An Orygen study conducted at headspace Gosford has shown peer support assists both youth peer workers (YPW) and clients.
The aim of the study was to explore the motivations, experiences and beliefs of YPW while focusing on the barriers and enablers that might affect successfully integrating YPW into youth mental health services.
Focus groups were held with YPW at the beginning, midway and at the end of the 6-month project, tracking the experiences of youth peer workers over time.
The study, published in the Community Mental Health Journal, revealed three main findings.
For YPW, there was a trajectory from fear to hope; there was an improved understanding of the purpose and benefits of the youth peer work role; and youth peer workers gained a better understanding of how their shared experiences were a primary asset to other young people and the service.
Orygen’s youth partnerships in research coordinator, and lead author of the study, Dr Magenta Simmons explained that youth peer workers were young people employed to provide emotional support, guidance, education, and advocacy to other young people.
“Peer support is associated with benefits for clients and peer workers themselves.
“Compared to clinical staff, peer workers are better able to promote hope, recovery, and empowerment,” said Dr Simmons.
The study also identified known barriers to implementing peer work in youth mental health settings.
Youth peer workers are required to be young in order to do their job but that puts them at risk of disproportionately low job confidence, Dr Simmons said.
“Services really need to be set up to help support youth peer workers, and they need to get advice from experienced peer workers before, during and after they set up a program,” she said.
“They should make sure that peer workers are clear about their role; they should be offered youth-specific peer work training and supervision by an experienced peer worker, and services should make sure their non-peer staff understand and value their contributions.”
Dr Simmons said one of the barriers for YPW was professional stigma, that they get treated differently to non-peer colleagues.
“This is not about molly-coddling YPW, it’s about respecting them as professional colleagues and providing appropriate support as needed, as should be available to all staff members.
“YPW do great work to help young people in ways that non-peers can't.

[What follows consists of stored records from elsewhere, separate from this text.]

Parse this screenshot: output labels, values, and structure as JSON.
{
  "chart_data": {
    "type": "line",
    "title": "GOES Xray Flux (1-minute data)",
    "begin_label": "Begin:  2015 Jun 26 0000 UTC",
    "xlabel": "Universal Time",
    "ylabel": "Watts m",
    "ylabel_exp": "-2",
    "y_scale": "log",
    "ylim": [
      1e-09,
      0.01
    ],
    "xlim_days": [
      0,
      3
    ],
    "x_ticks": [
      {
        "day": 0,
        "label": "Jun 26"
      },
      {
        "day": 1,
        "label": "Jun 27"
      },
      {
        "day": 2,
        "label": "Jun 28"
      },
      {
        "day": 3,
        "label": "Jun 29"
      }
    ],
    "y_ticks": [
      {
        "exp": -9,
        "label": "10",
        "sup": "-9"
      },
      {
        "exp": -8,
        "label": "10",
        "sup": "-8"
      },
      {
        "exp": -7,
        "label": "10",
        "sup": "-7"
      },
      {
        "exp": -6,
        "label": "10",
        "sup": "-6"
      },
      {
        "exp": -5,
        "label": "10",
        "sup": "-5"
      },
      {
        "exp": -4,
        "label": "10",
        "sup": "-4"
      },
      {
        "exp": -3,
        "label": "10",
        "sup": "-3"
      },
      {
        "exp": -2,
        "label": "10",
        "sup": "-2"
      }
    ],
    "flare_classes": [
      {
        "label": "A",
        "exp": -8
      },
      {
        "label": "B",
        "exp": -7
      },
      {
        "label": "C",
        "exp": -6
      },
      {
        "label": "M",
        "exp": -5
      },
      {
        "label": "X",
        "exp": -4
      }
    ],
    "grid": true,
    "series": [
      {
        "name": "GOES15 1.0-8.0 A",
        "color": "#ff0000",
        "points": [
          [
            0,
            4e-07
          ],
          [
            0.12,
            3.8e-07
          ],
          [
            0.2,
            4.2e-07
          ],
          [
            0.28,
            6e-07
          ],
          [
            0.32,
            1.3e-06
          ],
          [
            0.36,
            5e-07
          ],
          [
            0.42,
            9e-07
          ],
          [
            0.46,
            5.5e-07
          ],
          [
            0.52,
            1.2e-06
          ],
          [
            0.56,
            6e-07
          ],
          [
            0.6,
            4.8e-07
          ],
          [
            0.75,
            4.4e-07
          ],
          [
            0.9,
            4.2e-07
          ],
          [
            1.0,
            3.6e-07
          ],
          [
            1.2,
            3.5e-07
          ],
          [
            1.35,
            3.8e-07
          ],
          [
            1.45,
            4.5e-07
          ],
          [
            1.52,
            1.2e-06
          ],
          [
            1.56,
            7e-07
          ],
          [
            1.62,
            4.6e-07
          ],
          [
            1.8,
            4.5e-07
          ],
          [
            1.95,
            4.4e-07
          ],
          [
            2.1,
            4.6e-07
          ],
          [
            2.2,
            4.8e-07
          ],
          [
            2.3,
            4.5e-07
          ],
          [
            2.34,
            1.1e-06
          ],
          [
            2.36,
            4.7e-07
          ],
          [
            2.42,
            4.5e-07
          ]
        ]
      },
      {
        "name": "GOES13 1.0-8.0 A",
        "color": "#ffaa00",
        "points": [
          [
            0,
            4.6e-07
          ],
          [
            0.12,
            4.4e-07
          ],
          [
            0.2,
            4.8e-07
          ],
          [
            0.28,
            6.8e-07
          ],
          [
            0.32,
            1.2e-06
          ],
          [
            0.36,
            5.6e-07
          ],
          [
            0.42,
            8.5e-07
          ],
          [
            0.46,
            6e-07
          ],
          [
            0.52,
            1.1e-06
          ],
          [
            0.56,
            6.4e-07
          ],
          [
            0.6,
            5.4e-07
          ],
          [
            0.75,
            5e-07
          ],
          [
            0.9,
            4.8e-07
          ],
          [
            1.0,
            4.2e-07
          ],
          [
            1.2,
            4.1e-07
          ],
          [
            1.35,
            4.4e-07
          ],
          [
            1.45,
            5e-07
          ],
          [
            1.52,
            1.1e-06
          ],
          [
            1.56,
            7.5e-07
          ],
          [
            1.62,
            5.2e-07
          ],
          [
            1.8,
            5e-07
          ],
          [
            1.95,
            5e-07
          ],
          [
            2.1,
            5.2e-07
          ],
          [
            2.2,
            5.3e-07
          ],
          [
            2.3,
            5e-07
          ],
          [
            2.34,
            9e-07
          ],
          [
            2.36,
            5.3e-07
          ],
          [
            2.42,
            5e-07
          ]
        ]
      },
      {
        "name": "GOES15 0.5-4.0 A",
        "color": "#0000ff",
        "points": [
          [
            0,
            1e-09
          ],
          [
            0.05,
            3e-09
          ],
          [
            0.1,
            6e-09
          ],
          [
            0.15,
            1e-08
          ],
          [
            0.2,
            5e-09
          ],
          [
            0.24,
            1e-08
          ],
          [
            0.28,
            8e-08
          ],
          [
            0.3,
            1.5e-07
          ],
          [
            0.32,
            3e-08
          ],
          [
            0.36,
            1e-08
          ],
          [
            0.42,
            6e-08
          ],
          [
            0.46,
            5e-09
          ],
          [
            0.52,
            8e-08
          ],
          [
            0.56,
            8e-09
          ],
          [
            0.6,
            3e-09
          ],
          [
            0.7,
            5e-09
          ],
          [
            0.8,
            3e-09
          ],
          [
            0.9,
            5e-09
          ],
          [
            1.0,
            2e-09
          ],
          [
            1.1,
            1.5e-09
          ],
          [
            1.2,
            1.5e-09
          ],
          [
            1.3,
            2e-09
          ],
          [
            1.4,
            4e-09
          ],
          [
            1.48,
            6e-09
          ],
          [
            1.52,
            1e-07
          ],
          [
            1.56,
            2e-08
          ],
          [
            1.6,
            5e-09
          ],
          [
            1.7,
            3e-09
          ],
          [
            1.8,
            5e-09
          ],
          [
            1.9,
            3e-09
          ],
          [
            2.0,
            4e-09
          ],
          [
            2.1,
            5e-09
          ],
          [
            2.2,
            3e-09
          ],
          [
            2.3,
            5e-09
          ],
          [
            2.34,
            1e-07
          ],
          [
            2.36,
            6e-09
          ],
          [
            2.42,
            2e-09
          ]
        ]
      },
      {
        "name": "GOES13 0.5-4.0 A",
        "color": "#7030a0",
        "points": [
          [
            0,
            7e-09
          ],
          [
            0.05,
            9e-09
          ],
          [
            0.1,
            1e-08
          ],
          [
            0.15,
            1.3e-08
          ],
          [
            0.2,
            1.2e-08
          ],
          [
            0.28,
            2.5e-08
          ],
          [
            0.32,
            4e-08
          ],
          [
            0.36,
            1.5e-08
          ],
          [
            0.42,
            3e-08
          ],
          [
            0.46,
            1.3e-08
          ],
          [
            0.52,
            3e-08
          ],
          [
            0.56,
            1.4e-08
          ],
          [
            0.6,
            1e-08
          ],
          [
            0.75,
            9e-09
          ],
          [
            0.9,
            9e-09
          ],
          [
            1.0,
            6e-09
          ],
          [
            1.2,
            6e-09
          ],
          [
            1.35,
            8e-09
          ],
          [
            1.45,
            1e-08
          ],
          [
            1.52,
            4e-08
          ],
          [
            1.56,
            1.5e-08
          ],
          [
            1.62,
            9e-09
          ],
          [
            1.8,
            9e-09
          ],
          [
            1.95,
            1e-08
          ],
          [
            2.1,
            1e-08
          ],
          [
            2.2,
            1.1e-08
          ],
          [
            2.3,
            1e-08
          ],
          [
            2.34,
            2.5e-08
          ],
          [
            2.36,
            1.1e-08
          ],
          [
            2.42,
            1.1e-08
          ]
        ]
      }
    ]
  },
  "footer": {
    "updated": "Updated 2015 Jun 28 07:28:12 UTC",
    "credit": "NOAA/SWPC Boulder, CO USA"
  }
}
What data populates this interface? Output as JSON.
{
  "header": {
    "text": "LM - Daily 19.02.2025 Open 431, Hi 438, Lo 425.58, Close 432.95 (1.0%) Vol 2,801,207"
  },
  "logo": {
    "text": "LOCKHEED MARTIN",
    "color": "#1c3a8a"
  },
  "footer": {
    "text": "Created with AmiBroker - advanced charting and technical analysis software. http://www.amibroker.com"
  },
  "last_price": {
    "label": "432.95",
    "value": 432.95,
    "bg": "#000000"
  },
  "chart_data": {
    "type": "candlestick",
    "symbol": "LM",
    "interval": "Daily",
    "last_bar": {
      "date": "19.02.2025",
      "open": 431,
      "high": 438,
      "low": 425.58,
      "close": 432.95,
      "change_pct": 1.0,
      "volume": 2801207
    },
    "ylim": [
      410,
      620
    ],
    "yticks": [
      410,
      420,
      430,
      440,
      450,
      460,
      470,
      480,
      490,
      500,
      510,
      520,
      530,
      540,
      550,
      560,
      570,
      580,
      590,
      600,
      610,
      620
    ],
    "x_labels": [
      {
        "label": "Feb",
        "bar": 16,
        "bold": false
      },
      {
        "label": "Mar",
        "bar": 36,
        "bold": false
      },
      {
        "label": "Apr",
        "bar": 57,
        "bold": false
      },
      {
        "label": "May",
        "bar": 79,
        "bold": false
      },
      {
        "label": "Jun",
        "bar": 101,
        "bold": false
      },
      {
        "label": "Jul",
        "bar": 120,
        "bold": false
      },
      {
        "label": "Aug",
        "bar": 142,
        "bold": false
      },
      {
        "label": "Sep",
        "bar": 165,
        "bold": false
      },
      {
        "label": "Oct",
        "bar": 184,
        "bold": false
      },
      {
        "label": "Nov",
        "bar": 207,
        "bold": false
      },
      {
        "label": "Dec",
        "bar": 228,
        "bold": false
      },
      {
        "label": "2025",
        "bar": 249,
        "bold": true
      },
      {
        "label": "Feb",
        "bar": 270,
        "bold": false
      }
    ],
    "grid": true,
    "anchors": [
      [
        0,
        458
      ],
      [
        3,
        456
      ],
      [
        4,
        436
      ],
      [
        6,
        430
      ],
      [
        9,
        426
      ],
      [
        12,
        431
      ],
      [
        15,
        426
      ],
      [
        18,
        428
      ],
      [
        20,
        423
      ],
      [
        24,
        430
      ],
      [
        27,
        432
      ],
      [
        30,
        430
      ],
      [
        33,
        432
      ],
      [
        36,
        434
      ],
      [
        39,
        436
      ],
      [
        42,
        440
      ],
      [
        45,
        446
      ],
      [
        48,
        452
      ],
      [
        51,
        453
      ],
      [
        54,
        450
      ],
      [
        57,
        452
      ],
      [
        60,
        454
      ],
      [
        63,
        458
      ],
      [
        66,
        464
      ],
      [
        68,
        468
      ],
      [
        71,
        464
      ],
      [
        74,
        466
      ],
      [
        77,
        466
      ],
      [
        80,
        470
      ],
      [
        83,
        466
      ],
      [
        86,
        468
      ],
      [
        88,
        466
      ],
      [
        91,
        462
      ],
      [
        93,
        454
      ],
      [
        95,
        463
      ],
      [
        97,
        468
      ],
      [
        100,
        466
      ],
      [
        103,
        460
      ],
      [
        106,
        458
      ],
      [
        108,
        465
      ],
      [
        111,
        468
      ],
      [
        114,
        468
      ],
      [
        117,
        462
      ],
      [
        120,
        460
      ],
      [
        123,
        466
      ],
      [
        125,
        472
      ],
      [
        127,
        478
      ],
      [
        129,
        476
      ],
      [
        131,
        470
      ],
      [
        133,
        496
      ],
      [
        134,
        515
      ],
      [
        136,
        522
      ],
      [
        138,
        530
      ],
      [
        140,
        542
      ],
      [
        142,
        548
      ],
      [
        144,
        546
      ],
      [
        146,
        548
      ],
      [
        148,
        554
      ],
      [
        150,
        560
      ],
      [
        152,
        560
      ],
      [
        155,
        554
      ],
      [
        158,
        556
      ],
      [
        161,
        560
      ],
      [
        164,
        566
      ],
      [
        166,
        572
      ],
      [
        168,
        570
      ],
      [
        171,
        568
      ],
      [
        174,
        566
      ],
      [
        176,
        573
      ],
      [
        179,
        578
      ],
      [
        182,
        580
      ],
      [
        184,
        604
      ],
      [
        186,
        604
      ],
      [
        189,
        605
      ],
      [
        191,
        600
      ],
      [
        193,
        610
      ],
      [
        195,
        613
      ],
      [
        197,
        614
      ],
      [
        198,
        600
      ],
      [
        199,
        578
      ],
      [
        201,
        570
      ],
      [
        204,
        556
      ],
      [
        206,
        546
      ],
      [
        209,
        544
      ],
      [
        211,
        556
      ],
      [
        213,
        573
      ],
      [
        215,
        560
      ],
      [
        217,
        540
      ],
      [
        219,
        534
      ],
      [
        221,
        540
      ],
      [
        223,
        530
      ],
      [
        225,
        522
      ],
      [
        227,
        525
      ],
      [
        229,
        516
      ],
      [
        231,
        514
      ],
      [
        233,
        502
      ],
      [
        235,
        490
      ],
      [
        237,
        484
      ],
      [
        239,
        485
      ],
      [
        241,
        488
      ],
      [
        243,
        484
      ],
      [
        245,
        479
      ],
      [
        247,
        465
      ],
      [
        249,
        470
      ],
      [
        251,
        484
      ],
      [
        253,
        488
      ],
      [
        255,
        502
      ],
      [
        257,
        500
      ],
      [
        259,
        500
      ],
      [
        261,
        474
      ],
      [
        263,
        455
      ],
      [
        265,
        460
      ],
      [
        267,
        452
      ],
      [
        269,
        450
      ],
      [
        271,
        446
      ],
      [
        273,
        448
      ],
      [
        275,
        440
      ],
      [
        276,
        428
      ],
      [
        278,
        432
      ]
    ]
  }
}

It's a new and innovative model of care that's starting to really take off in youth mental health services.”
But, services need to adapt when implementing YPW programs.
“We need to ensure that there is adequate training, change management and tailored support strategies to maximise the chances of successful youth peer work programs,” Dr Simmons said.
Funding for this research was provided by headspace National Office Service Innovation project.